It was difficult to approach Thanksgiving in a normal way amid updates on the Dakota Access Pipeline protests near the Standing Rock Sioux Reservation in North Dakota. Law enforcement officials reportedly deployed water hoses and tear gas against Native Americans and others during the week of the holiday.

It was difficult to approach Thanksgiving in a normal way amid updates on the Dakota Access Pipeline protests near the Standing Rock Sioux Reservation in North Dakota. Law enforcement officials reportedly deployed water hoses and tear gas against Native Americans and others during the week of the holiday.

I'm grateful I had an opportunity to support the protesters in a small way that weekend, thanks to Max Wheeler, Emily McDermott and Jes Bodimer, who organized the Get Down for Standing Rock dance party at Café Bourbon Street. Profits from ticket sales, which amounted to more than $1,200 by the night's end, were donated to support protesters' legal fees. Physical items such as winter clothes and gas cards were also requested.

While I admired the cause, I must admit I was a bit out of my element at the gathering. Everyone was very friendly, but pretty engrossed in their own cliques in the intimate setting. I'm certain I was older than most of the attendees, and I was self-conscious about my appearance; I felt pretty ordinary as I took in some of the more interesting-looking people with colorful, asymmetrical haircuts and leather jackets. However, I didn't feel judged.

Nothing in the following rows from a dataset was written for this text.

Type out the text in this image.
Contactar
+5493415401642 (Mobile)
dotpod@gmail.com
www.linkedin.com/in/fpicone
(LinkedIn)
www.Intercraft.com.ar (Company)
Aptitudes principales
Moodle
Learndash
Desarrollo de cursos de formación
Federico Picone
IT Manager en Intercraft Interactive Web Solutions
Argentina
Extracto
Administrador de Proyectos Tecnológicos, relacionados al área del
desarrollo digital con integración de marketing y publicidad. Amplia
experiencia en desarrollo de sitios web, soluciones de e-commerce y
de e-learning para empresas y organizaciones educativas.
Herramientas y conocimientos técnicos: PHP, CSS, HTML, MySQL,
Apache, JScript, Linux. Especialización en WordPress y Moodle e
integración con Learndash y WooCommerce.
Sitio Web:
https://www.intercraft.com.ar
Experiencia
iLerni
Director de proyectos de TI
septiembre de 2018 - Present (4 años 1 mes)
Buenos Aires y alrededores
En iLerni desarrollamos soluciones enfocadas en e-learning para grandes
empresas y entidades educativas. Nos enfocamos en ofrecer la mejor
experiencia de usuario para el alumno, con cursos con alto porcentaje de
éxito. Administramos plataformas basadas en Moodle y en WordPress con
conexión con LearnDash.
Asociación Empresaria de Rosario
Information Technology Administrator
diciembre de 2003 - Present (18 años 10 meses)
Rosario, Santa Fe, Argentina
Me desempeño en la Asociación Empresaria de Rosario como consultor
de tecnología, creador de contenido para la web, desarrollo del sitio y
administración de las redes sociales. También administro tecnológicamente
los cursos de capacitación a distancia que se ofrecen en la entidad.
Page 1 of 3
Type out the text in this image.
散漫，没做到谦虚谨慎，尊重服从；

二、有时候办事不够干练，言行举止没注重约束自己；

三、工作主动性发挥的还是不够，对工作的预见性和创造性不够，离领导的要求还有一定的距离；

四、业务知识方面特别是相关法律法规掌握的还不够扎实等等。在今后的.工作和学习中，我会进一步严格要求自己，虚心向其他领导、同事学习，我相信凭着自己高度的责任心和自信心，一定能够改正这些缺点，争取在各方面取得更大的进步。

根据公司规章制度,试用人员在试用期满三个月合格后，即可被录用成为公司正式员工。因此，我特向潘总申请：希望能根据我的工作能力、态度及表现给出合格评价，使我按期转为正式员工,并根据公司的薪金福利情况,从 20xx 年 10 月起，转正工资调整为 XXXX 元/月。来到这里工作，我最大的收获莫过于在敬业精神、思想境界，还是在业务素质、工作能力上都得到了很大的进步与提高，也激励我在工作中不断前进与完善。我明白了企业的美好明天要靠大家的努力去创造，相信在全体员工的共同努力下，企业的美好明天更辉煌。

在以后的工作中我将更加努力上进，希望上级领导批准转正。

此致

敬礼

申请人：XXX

Luckily, I met a fellow Cincinnatian, Robert, who was selling myriad zines near the front door. I bought one that he wrote: "Real Punx Don't Talk to Cops." Inside, he explained why he didn't feel protected by police and offered a compelling essay on his community's experience successfully - and peacefully - driving a group of verbally abusive white nationalists out of Cincy's Over-the-Rhine neighborhood without law enforcement.

Afterward, I spent most of my time at the bar, regretting the rum and pineapple drink the bartender provided when I asked for a recommendation. I tried a cheese-and-potato pierogi - a tasty and cheap item popular among patrons - and watched a bit of "Cowboys vs Dinosaurs" on the TV. "It's based on a true story," one inebriated man informed me.

I had a pleasant conversation with Bodimer, who DJ'd after giving an impassioned speech about Standing Rock. She and DJ Galen Tipton provided sets I was pleasantly surprised I enjoyed given my lack of knowledge about EDM. I rarely pass up an opportunity to dance, but I decided to sit back and watch others. I admired their carefree commitment. I could tell they were having a great time.

By midnight, the lights were out and the bar was full. Everyone screamed when Bodimer played "Tomboy" by Princess Nokia, an artist I was excited to learn more about after an initial Google search.

I left thirty minutes later, appreciative of another chance to meet people with different tastes and talents, and imbued with a feeling of solidarity with the indigenous people of Standing Rock, with whom I wish I could stand in person.